Soul Searching in Pakistan

Step back from the bellicose statements issued by the Pakistani army and foreign ministry after the killing of Osama bin Laden, and the eruption of prayers and stray protests on behalf of the slain terrorist, and you’ll find an outpouring of thoughtful analysis by some of the country’s leading public intellectuals.

In an essay in the New Republic, reprinted in the delightfully named Goatmilk blog, my former colleague Ahmed Rashid sums up the lesson that ought to be learned:

What Pakistanis desperately need is a new narrative by their leaders—a narrative that does not blame the evergreen troika of India, the United States, and Israel for all of the country’s ills, that breaks the old habit of blaming outsiders and instead looks at itself more honestly and more transparently. Pakistanis as a nation seem incapable of self-analysis, of apportioning blame according to logic and reason rather than emotion.

In Dawn, the country’s leading English newspaper, Cyril Almeida, one of the few non-Muslims of any prominence in Pakistan, strikes a similar note:

Where do we go from here as a country?

As long as national security and foreign policy remain in the hands of a cabal of generals—unaccountable and untouchable, a law unto themselves, and in thrall to their own irrational logic—what future can this country have? Surely, not much of a future.

And here’s Pervez Hoodbhoy, perhaps the country’s most outspoken critic of radical Islam.

Bin Laden’s death should be regarded as a transformational moment by Pakistan and its military. It is time to dispense with the Musharraf-era cat and mouse games. We must repudiate the current policy of verbally condemning jihadism—and actually fighting it in some places—but secretly supporting it in other places. Until the establishment firmly resolves that it shall not support armed and violent non-state actors of any persuasion— including the Lashkar-e-Taiba—Pakistan will remain in interminable conflict both with itself and with the world.

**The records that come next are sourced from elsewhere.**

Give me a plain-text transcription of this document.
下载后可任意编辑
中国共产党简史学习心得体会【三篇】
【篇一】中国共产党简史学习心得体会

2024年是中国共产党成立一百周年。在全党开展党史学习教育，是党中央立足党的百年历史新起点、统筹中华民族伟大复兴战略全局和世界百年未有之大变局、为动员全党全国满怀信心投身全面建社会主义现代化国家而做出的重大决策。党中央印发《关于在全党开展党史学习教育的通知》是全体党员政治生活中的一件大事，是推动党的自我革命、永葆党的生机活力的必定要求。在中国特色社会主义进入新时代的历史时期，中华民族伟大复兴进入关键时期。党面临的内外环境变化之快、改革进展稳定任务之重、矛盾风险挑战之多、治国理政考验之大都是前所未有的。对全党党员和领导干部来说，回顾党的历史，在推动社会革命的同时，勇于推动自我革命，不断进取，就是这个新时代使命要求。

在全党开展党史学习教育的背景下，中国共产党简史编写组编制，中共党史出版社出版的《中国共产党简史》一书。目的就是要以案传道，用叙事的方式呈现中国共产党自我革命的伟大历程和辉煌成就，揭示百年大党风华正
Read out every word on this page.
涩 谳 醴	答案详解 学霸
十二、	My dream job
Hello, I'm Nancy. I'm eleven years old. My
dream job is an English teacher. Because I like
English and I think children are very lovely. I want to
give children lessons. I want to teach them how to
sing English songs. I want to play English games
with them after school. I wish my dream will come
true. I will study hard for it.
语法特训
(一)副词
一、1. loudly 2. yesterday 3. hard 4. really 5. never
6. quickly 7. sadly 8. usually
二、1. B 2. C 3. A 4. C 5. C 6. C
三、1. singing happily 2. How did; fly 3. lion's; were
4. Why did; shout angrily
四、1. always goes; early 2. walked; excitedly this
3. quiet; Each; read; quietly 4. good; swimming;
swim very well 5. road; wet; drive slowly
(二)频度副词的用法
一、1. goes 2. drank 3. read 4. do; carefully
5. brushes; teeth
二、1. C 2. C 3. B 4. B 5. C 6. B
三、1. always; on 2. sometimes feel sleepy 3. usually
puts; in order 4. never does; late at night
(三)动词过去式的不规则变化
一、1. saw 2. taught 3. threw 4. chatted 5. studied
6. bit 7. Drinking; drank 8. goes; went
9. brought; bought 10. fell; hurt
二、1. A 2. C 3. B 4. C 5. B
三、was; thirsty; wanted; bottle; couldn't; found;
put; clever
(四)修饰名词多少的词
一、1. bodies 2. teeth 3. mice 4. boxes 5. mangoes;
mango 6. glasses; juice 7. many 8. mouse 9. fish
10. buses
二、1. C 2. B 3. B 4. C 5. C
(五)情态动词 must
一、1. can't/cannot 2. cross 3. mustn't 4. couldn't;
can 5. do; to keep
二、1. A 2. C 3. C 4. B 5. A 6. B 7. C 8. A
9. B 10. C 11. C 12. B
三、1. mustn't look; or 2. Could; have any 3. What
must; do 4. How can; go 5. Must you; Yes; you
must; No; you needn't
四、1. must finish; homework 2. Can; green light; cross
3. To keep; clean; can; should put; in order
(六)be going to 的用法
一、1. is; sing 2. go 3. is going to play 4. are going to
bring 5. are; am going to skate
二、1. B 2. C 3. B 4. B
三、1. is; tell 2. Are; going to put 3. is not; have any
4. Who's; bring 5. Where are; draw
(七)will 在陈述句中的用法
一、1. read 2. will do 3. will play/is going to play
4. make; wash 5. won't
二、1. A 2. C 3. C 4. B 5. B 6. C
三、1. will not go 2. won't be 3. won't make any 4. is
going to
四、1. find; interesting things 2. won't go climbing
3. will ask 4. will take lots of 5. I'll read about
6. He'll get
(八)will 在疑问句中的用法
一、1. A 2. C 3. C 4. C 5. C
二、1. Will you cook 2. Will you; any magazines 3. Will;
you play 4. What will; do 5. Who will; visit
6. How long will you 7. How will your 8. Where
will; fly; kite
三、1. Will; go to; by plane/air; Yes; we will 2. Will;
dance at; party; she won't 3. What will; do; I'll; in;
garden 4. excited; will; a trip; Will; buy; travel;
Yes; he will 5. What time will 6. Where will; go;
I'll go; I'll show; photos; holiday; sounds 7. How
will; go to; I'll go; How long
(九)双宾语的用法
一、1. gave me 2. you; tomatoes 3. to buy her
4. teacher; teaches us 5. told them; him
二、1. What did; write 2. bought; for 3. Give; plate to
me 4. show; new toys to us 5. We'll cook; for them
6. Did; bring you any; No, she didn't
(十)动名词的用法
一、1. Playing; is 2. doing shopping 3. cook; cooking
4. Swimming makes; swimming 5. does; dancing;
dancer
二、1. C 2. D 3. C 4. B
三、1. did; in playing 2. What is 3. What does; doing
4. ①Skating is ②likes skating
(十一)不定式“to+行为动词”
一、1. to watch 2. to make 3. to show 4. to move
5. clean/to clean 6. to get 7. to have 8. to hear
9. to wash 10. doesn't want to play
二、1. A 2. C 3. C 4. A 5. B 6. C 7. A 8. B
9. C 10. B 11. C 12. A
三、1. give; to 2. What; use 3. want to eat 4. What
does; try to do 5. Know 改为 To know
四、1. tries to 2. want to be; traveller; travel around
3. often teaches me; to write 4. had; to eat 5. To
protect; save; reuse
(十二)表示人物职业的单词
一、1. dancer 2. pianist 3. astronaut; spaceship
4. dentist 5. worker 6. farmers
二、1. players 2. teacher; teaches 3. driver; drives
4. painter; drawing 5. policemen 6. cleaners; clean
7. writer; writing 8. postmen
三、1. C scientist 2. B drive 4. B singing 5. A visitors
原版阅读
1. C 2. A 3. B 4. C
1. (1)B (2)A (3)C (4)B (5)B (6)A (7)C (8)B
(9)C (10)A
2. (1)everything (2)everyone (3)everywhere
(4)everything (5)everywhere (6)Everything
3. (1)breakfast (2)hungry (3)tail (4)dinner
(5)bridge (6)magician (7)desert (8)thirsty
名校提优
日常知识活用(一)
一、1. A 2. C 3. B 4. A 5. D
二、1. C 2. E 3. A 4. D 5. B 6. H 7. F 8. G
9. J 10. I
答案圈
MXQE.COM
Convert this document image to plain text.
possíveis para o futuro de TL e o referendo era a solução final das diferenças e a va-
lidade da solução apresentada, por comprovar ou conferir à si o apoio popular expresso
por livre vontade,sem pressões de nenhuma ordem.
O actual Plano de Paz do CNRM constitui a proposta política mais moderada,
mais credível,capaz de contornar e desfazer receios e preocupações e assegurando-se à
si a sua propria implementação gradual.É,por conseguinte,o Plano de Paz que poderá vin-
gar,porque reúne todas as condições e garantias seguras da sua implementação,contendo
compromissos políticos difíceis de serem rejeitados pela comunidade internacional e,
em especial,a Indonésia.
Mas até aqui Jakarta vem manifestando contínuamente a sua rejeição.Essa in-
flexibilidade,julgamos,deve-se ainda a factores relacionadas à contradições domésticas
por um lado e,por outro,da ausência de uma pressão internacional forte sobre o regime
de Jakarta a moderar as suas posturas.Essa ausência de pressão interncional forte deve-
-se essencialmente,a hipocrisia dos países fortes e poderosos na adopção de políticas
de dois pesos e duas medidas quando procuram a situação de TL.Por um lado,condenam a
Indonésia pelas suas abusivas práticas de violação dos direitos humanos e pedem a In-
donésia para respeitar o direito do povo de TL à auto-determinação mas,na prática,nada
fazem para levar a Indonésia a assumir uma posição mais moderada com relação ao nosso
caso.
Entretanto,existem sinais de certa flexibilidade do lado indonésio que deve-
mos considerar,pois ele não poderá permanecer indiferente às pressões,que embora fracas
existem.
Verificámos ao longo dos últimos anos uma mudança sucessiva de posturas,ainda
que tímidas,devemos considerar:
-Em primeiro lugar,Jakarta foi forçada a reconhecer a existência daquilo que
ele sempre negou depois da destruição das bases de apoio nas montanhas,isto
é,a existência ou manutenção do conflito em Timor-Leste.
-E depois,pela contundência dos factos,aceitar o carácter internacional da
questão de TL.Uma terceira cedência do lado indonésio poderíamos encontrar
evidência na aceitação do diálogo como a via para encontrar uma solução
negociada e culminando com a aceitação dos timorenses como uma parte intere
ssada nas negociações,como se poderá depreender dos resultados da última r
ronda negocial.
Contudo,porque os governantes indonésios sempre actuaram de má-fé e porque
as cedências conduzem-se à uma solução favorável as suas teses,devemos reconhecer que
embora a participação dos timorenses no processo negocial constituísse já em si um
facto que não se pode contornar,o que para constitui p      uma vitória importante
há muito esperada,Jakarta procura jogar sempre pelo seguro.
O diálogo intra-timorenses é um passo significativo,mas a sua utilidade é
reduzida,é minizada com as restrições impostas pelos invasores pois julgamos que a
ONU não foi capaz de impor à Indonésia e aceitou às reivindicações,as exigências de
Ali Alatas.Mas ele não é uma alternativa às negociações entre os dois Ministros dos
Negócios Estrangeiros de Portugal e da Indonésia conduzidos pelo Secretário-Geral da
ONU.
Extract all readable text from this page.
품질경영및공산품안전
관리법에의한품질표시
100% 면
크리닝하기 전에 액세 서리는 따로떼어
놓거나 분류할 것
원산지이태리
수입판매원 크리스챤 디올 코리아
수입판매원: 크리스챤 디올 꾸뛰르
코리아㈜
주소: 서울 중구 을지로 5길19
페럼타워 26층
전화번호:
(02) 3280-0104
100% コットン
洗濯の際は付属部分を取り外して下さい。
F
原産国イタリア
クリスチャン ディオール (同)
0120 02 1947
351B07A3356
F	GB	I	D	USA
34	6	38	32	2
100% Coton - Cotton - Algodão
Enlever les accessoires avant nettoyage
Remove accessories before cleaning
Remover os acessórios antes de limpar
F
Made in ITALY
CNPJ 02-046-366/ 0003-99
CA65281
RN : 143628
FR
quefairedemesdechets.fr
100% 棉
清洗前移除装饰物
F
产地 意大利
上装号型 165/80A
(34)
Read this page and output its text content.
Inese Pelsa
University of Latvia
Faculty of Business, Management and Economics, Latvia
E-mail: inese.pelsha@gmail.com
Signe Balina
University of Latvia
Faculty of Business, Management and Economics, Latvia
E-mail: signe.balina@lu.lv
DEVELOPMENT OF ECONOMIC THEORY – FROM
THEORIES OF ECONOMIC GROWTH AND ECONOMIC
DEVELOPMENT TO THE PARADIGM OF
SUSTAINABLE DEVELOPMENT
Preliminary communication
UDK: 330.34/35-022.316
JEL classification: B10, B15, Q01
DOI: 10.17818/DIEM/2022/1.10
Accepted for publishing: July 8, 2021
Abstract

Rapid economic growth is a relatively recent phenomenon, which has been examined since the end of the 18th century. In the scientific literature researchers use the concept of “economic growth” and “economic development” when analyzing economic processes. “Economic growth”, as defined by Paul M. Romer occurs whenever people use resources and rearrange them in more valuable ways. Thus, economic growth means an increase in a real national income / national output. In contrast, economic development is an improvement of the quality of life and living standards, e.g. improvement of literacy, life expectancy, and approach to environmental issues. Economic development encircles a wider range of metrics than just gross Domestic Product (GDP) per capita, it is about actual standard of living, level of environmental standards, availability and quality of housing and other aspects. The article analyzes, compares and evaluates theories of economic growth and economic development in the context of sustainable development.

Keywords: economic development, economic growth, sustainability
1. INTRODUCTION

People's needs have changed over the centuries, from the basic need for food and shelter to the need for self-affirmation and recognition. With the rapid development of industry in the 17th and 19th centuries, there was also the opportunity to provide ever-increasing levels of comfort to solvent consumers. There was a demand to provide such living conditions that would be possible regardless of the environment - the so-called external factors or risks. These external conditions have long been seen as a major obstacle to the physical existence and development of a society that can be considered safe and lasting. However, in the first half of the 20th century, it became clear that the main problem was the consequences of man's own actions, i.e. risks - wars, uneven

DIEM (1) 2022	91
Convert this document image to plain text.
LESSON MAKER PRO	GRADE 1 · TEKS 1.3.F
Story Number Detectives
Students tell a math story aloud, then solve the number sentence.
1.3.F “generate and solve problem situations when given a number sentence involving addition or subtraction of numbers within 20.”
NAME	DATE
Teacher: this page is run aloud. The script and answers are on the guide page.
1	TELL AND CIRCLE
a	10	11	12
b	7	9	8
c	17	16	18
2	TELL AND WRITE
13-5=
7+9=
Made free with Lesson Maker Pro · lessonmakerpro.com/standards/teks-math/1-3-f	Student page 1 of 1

Ayesha Siddiqa, whose Military Inc. is the definitive work on the army’s vast business interests, weighs in with a typically pugnacious op-ed:

It is the first time after 1972 that the civilian government has an opportunity to question the unlimited powers of the defence establishment….The fact is that if the political forces won’t do it now, they may never get another opportunity again.

For my money, Pakistan’s beleaguered English-speaking elites are among the bravest people in the subcontinent, willing to speak truth to power, whether military or clerical, in a land where this can carry deadly consequences.

And though it would be foolish to exaggerate their influence—the salons of Lahore and Karachi have little sway over either the masses or the generals—they nonetheless offer a glimmer of hope for the country’s future. President Obama should not squander this opportunity to press for real change in Pakistan along the lines that the most thoughtful voices in that country suggest.